By Bob Allen
Faith-based organizations with offices in Washington including the Southern Baptist Convention and the U.S. Conference of Catholic Bishops wrote a letter Feb. 5 asking Congress to reject two new District of Columbia laws they say would restrict their religious freedom.
The groups, all national organizations with offices in the nation’s capital, said both the Human Rights Amendment Act of 2014 and the Reproductive Health Non-Discrimination Act of 2014 adopted by the D.C. Council in December violate their religious beliefs.
The D.C. Council voted Dec. 2 to repeal the Armstrong Amendment, an act of Congress passed in 1988 after a court of appeals determined that Catholic-affiliated Georgetown University violated the city’s human rights act by refusing to recognize two student gay-rights groups.
On Dec. 17 the council expanded a requirement that employers not discriminate in “compensation, terms, conditions, or privileges of employment” on the basis of sex to include discrimination based on reproductive health decisions, including abortion.
Faith-based employers including the SBC Ethics and Religious Liberty Commission said the Reproductive Health Non-Discrimination Act prevents them “from making employment decisions consistent with their sincerely held religious beliefs or their moral and ethical views about the sanctity of human life.”

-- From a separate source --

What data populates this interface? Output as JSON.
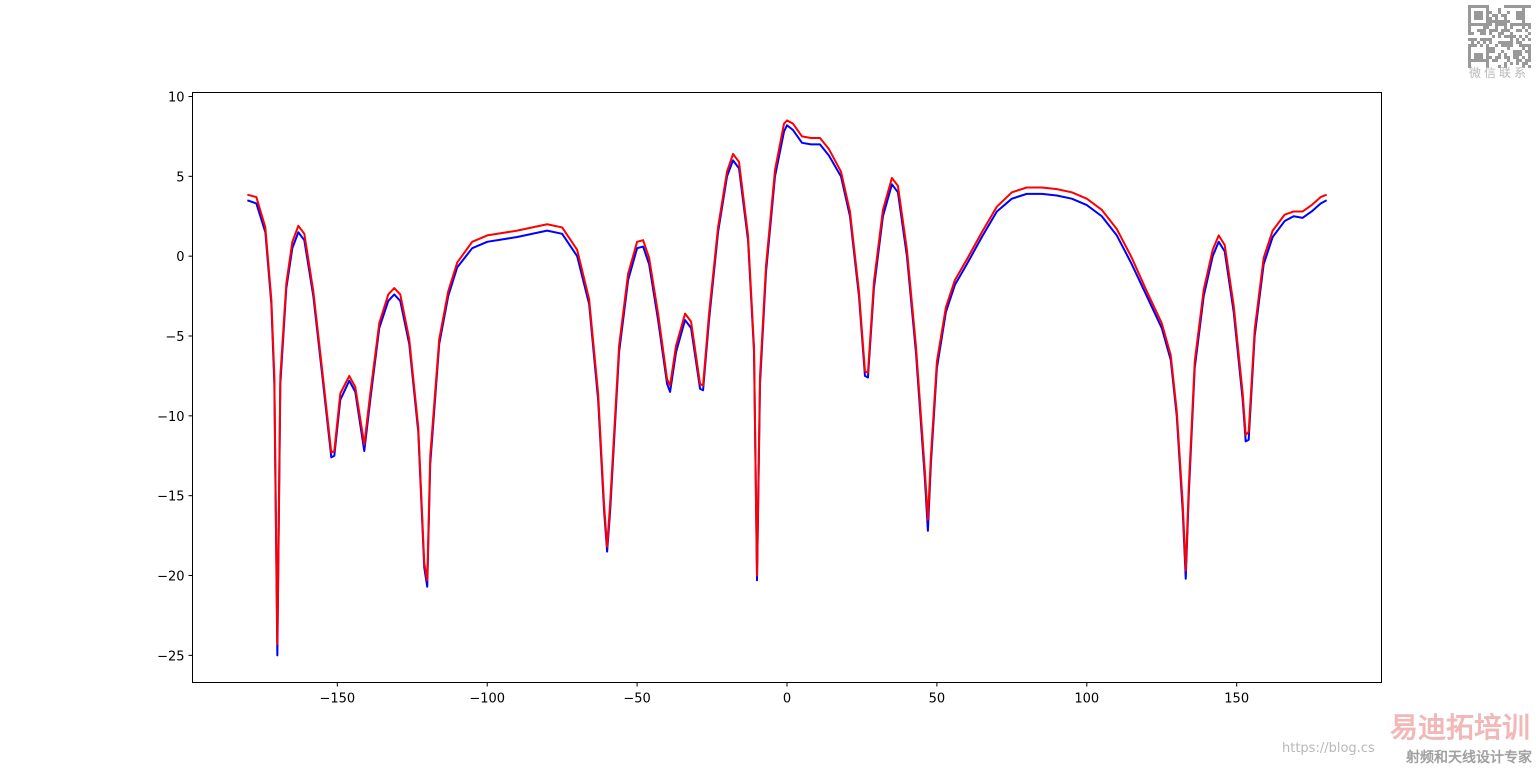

The human rights amendment, they said, “requires religiously affiliated educational institutions to endorse, sponsor and provide school resources to persons or groups that oppose the institutions’ religious teachings regarding human sexuality.”
Both laws, they alleged, violate their rights protected both by the Constitution and federal law.
A committee report to the D.C. Council in October said while the District already has one of the strongest anti-discrimination laws in the country, a loophole allowed employers to discriminate against women for seeking to prevent pregnancy, get pregnant through reproductive technology or for having sex outside of marriage.
Some advocates said it could be used to reverse the Supreme Court’s Hobby Lobby decision in June 2014, which allowed employers to refuse insurance covering contraceptive services to workers based on religious beliefs of the owners.
The religious groups said the law “requires our organizations to hire or retain individuals whose speech or public conduct contradicts the organizations’ missions, and could be read to require our organizations to subsidize elective abortions through their employee health plans.”
Other groups signing the letter included Alliance Defending Freedom, the American Center for Law and Justice, the Catholic University of America, Concerned Women for America, Eagle Forum, Family Research Council and the National Association of Evangelicals.